Through the window ahead the bus's headlights showed nothing but road and flanking forest. No city lights yet... Carefully, methodically, Justin activated his multiple-targeting lock and sequentially locked onto all the mojos in the vehicle. Just in case.
Easing back into his seat, he watched the road ahead and kept his hands well clear of any possible obstructions. And tried to relax.
"What do you suppose is keeping them?" Rynstadt asked quietly from the lightweight table in the middle of their cell.
Standing at the barred window, Cerenkov automatically glanced at his bare wrist, dropping it back to his side with an embarrassed snort. All jewelry had been taken from them immediately after they left the Sollas crossroads-fallout, obviously, from York's gun and Joshua's "self-destruct" bluff. For Cerenkov, not knowing the time could be a major annoyance at the best of times; under the present circumstances, it was an excruciating form of subtle torture. "It may not mean anything yet," he told Rynstadt. "We haven't been here all that long ourselves, and if transferring Decker to the ship took longer than expected Moff and Joshua may still not be overdue."
"And if-" Rynstadt let the sentence die. "Yeah, maybe you're right," he said instead. "Moff
would undoubtedly want to be here before they start this silly questioning."
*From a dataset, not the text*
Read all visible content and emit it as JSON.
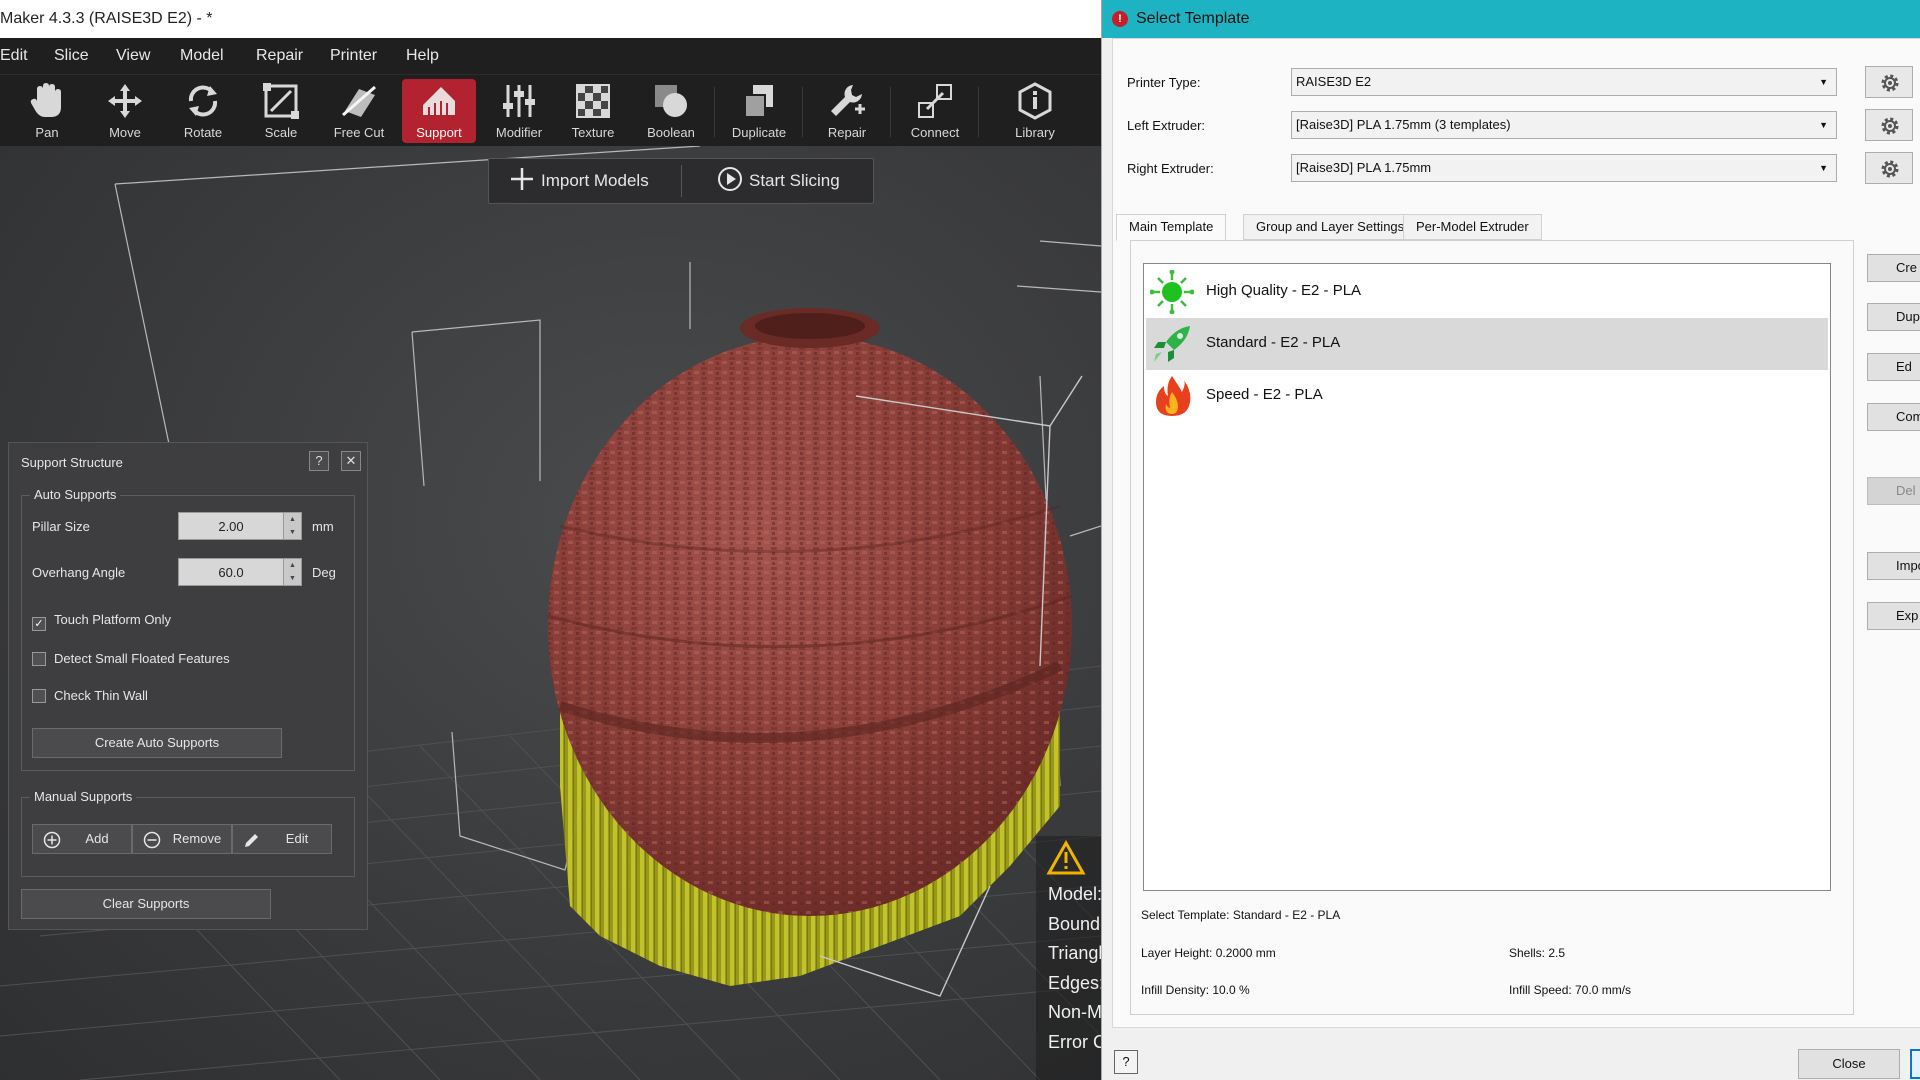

Cerenkov nodded, feeling frustration welling up within him at having to stifle the thoughts clearly uppermost in both their minds. Such as whether York had really been allowed back into the Dewdrop... and whether it would be Joshua or
Justin who would soon be joining them in their cell. But after the old man at the crossroads Cerenkov had no intention of assuming none of the guards lined up against the cell wall understood Anglic.
And so he kept his thoughts and speculations to himself. But time was dragging on... and as the minutes slowly added up he began to feel as if he and Rynstadt were standing on a sheet of rapidly thawing ice. If Justin had been forced to take premature action, that would also explain the delay... and it would leave the two of them in a dead-end position here.